Potential Flow Based Aerodynamic and Aeroelastic Analysis of flapping Wings

The motivation for this research is the importance that the modeling of aerodynamics and aeroelasticity of flapping wings has had in the last decade. The development of flapping wings Micro Air Vehicles (MAV) has captured a huge interest in the recent past, due to the several disciplines involved in the subject. In this dissertation the attention is focused on the flow and its interactions with the structure.

Even though experiments have had a fundamental role in the explanation of the aerodynamics around a flapping wing, it is widely accepted that a key aspect in the development of future flapping wings MAVs is the modeling. The aim of the project is to investigate different techniques for the development of a numerical framework used in the prediction of the unsteady aerodynamic forces on flapping wings.

The understanding of the phenomena occurring on flapping wings is attempted first with very basic models. The research is carried out based on potential flow assumptions: the flow in initially treated as irrotational and inviscid. Although the assumptions are very strong, it is shown that the mechanisms of lift and thrust production can be described, together with the convection of the wake behind the wing. The limitation of potential flow models is the incapacity to describe flows that are separated over a large portion of the wing. The modeling of this issue is particularly important for flapping wings, where the separation is exploited in order tin increase the forces produced.

The development of a Vortex Particle Method (VPM) is attempted, with wake elements released at each time step from all the panels of the airfoil. The advantage of Vortex Particle Methods over panel methods is that they represent more realistically the flow around the wing. The drawback is the greater complexity and longer running times.

Aeroelasticity is discussed as well, as it is believed that the wing flexibility can enhance the performance of flapping wings. The thesis investigates the stability and response of an airfoil connected to a rotational and a linear spring at its elastic axis. Even though the structural model is very simple, it is shown that there might be advantages introducing a certain level of flexibility in the system.

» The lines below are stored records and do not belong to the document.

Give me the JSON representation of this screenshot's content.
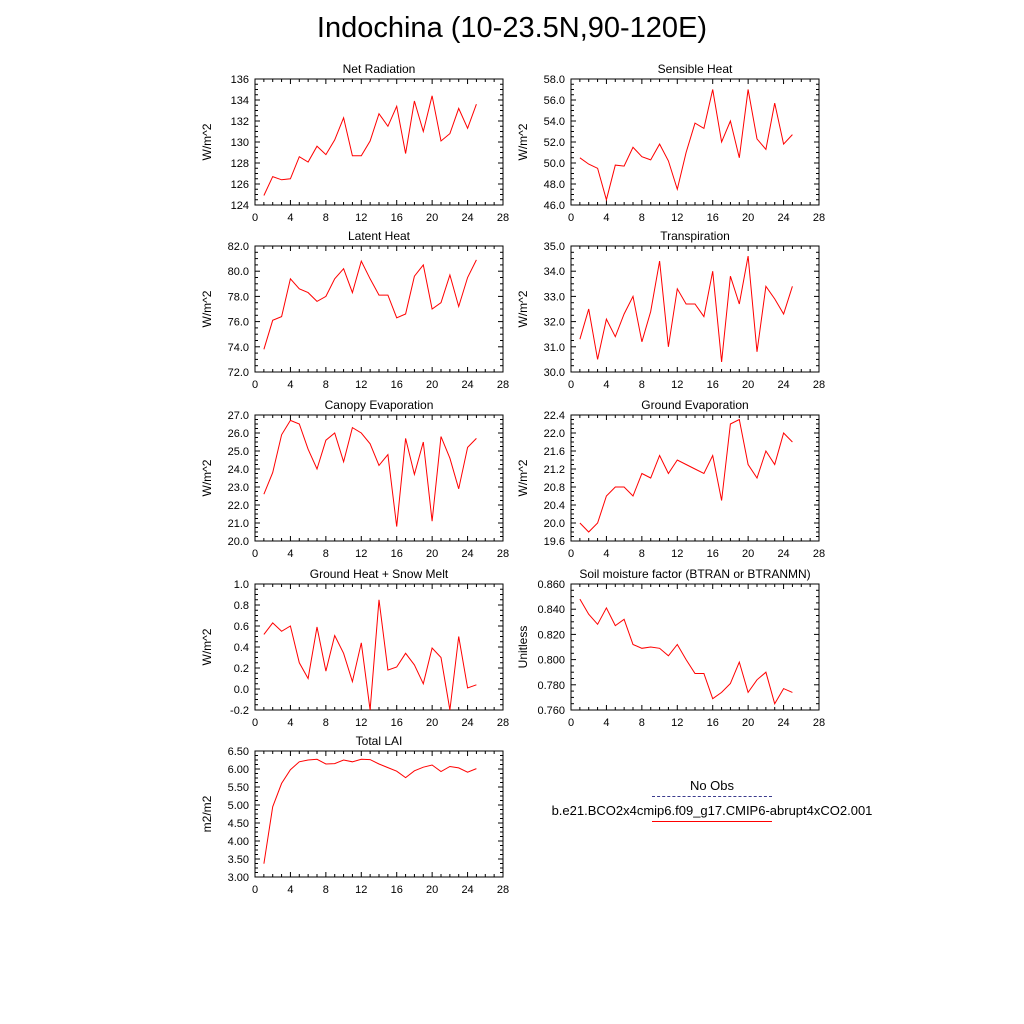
{
  "title": "Indochina (10-23.5N,90-120E)",
  "series_color": "#ff0000",
  "obs_color": "#3a3a8c",
  "legend": {
    "obs_label": "No Obs",
    "model_label": "b.e21.BCO2x4cmip6.f09_g17.CMIP6-abrupt4xCO2.001"
  },
  "chart_data": [
    {
      "type": "line",
      "title": "Net Radiation",
      "ylabel": "W/m^2",
      "xlim": [
        0,
        28
      ],
      "xticks": [
        0,
        4,
        8,
        12,
        16,
        20,
        24,
        28
      ],
      "ylim": [
        124,
        136
      ],
      "yticks": [
        "124",
        "126",
        "128",
        "130",
        "132",
        "134",
        "136"
      ],
      "x": [
        1,
        2,
        3,
        4,
        5,
        6,
        7,
        8,
        9,
        10,
        11,
        12,
        13,
        14,
        15,
        16,
        17,
        18,
        19,
        20,
        21,
        22,
        23,
        24,
        25
      ],
      "values": [
        124.9,
        126.7,
        126.4,
        126.5,
        128.6,
        128.1,
        129.6,
        128.8,
        130.2,
        132.3,
        128.7,
        128.7,
        130.1,
        132.7,
        131.5,
        133.4,
        128.9,
        133.9,
        131.0,
        134.4,
        130.1,
        130.8,
        133.2,
        131.3,
        133.6
      ]
    },
    {
      "type": "line",
      "title": "Sensible Heat",
      "ylabel": "W/m^2",
      "xlim": [
        0,
        28
      ],
      "xticks": [
        0,
        4,
        8,
        12,
        16,
        20,
        24,
        28
      ],
      "ylim": [
        46,
        58
      ],
      "yticks": [
        "46.0",
        "48.0",
        "50.0",
        "52.0",
        "54.0",
        "56.0",
        "58.0"
      ],
      "x": [
        1,
        2,
        3,
        4,
        5,
        6,
        7,
        8,
        9,
        10,
        11,
        12,
        13,
        14,
        15,
        16,
        17,
        18,
        19,
        20,
        21,
        22,
        23,
        24,
        25
      ],
      "values": [
        50.5,
        49.9,
        49.5,
        46.5,
        49.8,
        49.7,
        51.5,
        50.6,
        50.3,
        51.8,
        50.2,
        47.5,
        51.0,
        53.8,
        53.3,
        57.0,
        52.0,
        54.0,
        50.5,
        57.0,
        52.3,
        51.3,
        55.7,
        51.8,
        52.7
      ]
    },
    {
      "type": "line",
      "title": "Latent Heat",
      "ylabel": "W/m^2",
      "xlim": [
        0,
        28
      ],
      "xticks": [
        0,
        4,
        8,
        12,
        16,
        20,
        24,
        28
      ],
      "ylim": [
        72,
        82
      ],
      "yticks": [
        "72.0",
        "74.0",
        "76.0",
        "78.0",
        "80.0",
        "82.0"
      ],
      "x": [
        1,
        2,
        3,
        4,
        5,
        6,
        7,
        8,
        9,
        10,
        11,
        12,
        13,
        14,
        15,
        16,
        17,
        18,
        19,
        20,
        21,
        22,
        23,
        24,
        25
      ],
      "values": [
        73.8,
        76.1,
        76.4,
        79.4,
        78.6,
        78.3,
        77.6,
        78.0,
        79.4,
        80.2,
        78.3,
        80.8,
        79.4,
        78.1,
        78.1,
        76.3,
        76.6,
        79.6,
        80.5,
        77.0,
        77.5,
        79.7,
        77.2,
        79.5,
        80.9
      ]
    },
    {
      "type": "line",
      "title": "Transpiration",
      "ylabel": "W/m^2",
      "xlim": [
        0,
        28
      ],
      "xticks": [
        0,
        4,
        8,
        12,
        16,
        20,
        24,
        28
      ],
      "ylim": [
        30,
        35
      ],
      "yticks": [
        "30.0",
        "31.0",
        "32.0",
        "33.0",
        "34.0",
        "35.0"
      ],
      "x": [
        1,
        2,
        3,
        4,
        5,
        6,
        7,
        8,
        9,
        10,
        11,
        12,
        13,
        14,
        15,
        16,
        17,
        18,
        19,
        20,
        21,
        22,
        23,
        24,
        25
      ],
      "values": [
        31.3,
        32.5,
        30.5,
        32.1,
        31.4,
        32.3,
        33.0,
        31.2,
        32.4,
        34.4,
        31.0,
        33.3,
        32.7,
        32.7,
        32.2,
        34.0,
        30.4,
        33.8,
        32.7,
        34.6,
        30.8,
        33.4,
        32.9,
        32.3,
        33.4
      ]
    },
    {
      "type": "line",
      "title": "Canopy Evaporation",
      "ylabel": "W/m^2",
      "xlim": [
        0,
        28
      ],
      "xticks": [
        0,
        4,
        8,
        12,
        16,
        20,
        24,
        28
      ],
      "ylim": [
        20,
        27
      ],
      "yticks": [
        "20.0",
        "21.0",
        "22.0",
        "23.0",
        "24.0",
        "25.0",
        "26.0",
        "27.0"
      ],
      "x": [
        1,
        2,
        3,
        4,
        5,
        6,
        7,
        8,
        9,
        10,
        11,
        12,
        13,
        14,
        15,
        16,
        17,
        18,
        19,
        20,
        21,
        22,
        23,
        24,
        25
      ],
      "values": [
        22.6,
        23.8,
        25.9,
        26.7,
        26.5,
        25.1,
        24.0,
        25.6,
        26.0,
        24.4,
        26.3,
        26.0,
        25.4,
        24.2,
        24.8,
        20.8,
        25.7,
        23.7,
        25.5,
        21.1,
        25.8,
        24.6,
        22.9,
        25.2,
        25.7
      ]
    },
    {
      "type": "line",
      "title": "Ground Evaporation",
      "ylabel": "W/m^2",
      "xlim": [
        0,
        28
      ],
      "xticks": [
        0,
        4,
        8,
        12,
        16,
        20,
        24,
        28
      ],
      "ylim": [
        19.6,
        22.4
      ],
      "yticks": [
        "19.6",
        "20.0",
        "20.4",
        "20.8",
        "21.2",
        "21.6",
        "22.0",
        "22.4"
      ],
      "x": [
        1,
        2,
        3,
        4,
        5,
        6,
        7,
        8,
        9,
        10,
        11,
        12,
        13,
        14,
        15,
        16,
        17,
        18,
        19,
        20,
        21,
        22,
        23,
        24,
        25
      ],
      "values": [
        20.0,
        19.8,
        20.0,
        20.6,
        20.8,
        20.8,
        20.6,
        21.1,
        21.0,
        21.5,
        21.1,
        21.4,
        21.3,
        21.2,
        21.1,
        21.5,
        20.5,
        22.2,
        22.3,
        21.3,
        21.0,
        21.6,
        21.3,
        22.0,
        21.8
      ]
    },
    {
      "type": "line",
      "title": "Ground Heat + Snow Melt",
      "ylabel": "W/m^2",
      "xlim": [
        0,
        28
      ],
      "xticks": [
        0,
        4,
        8,
        12,
        16,
        20,
        24,
        28
      ],
      "ylim": [
        -0.2,
        1.0
      ],
      "yticks": [
        "-0.2",
        "0.0",
        "0.2",
        "0.4",
        "0.6",
        "0.8",
        "1.0"
      ],
      "x": [
        1,
        2,
        3,
        4,
        5,
        6,
        7,
        8,
        9,
        10,
        11,
        12,
        13,
        14,
        15,
        16,
        17,
        18,
        19,
        20,
        21,
        22,
        23,
        24,
        25
      ],
      "values": [
        0.52,
        0.63,
        0.55,
        0.6,
        0.25,
        0.1,
        0.59,
        0.17,
        0.51,
        0.34,
        0.07,
        0.44,
        -0.2,
        0.85,
        0.18,
        0.21,
        0.34,
        0.23,
        0.05,
        0.39,
        0.3,
        -0.2,
        0.5,
        0.01,
        0.04
      ]
    },
    {
      "type": "line",
      "title": "Soil moisture factor (BTRAN or BTRANMN)",
      "ylabel": "Unitless",
      "xlim": [
        0,
        28
      ],
      "xticks": [
        0,
        4,
        8,
        12,
        16,
        20,
        24,
        28
      ],
      "ylim": [
        0.76,
        0.86
      ],
      "yticks": [
        "0.760",
        "0.780",
        "0.800",
        "0.820",
        "0.840",
        "0.860"
      ],
      "x": [
        1,
        2,
        3,
        4,
        5,
        6,
        7,
        8,
        9,
        10,
        11,
        12,
        13,
        14,
        15,
        16,
        17,
        18,
        19,
        20,
        21,
        22,
        23,
        24,
        25
      ],
      "values": [
        0.848,
        0.836,
        0.828,
        0.841,
        0.827,
        0.832,
        0.812,
        0.809,
        0.81,
        0.809,
        0.803,
        0.812,
        0.8,
        0.789,
        0.789,
        0.769,
        0.774,
        0.781,
        0.798,
        0.774,
        0.784,
        0.79,
        0.765,
        0.777,
        0.774
      ]
    },
    {
      "type": "line",
      "title": "Total LAI",
      "ylabel": "m2/m2",
      "xlim": [
        0,
        28
      ],
      "xticks": [
        0,
        4,
        8,
        12,
        16,
        20,
        24,
        28
      ],
      "ylim": [
        3.0,
        6.5
      ],
      "yticks": [
        "3.00",
        "3.50",
        "4.00",
        "4.50",
        "5.00",
        "5.50",
        "6.00",
        "6.50"
      ],
      "x": [
        1,
        2,
        3,
        4,
        5,
        6,
        7,
        8,
        9,
        10,
        11,
        12,
        13,
        14,
        15,
        16,
        17,
        18,
        19,
        20,
        21,
        22,
        23,
        24,
        25
      ],
      "values": [
        3.37,
        4.95,
        5.6,
        5.98,
        6.2,
        6.25,
        6.27,
        6.14,
        6.15,
        6.25,
        6.2,
        6.27,
        6.26,
        6.14,
        6.04,
        5.94,
        5.76,
        5.95,
        6.05,
        6.11,
        5.93,
        6.07,
        6.03,
        5.91,
        6.01
      ]
    }
  ]
}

The framework built in this project is not aimed at giving an accurate representation of the forces produced by flapping wings. A methodology that allows to avoid CFD computations is deemed fundamental in the design phase of an aerial vehicle. The final goal of this project is the development of meshless techniques for the aerodynamic analysis of unsteady flows. An essential point that needs deep insight is their inaccuracy compared to CFD. Therefore considerations about the lack of accuracy and ways to improve it are made in order to show that there is a real advantage in the sue of grid-free methods. The results of the analysis are compared with other results found in the literature. In particular, experimental results are considered where possible, otherwise numerical computation shave been taken into account. The first part of the code has been developed in FORTRAN, due to its running time efficiency, while the second part has been developed in C++, because of its ability to handle more complex data structures.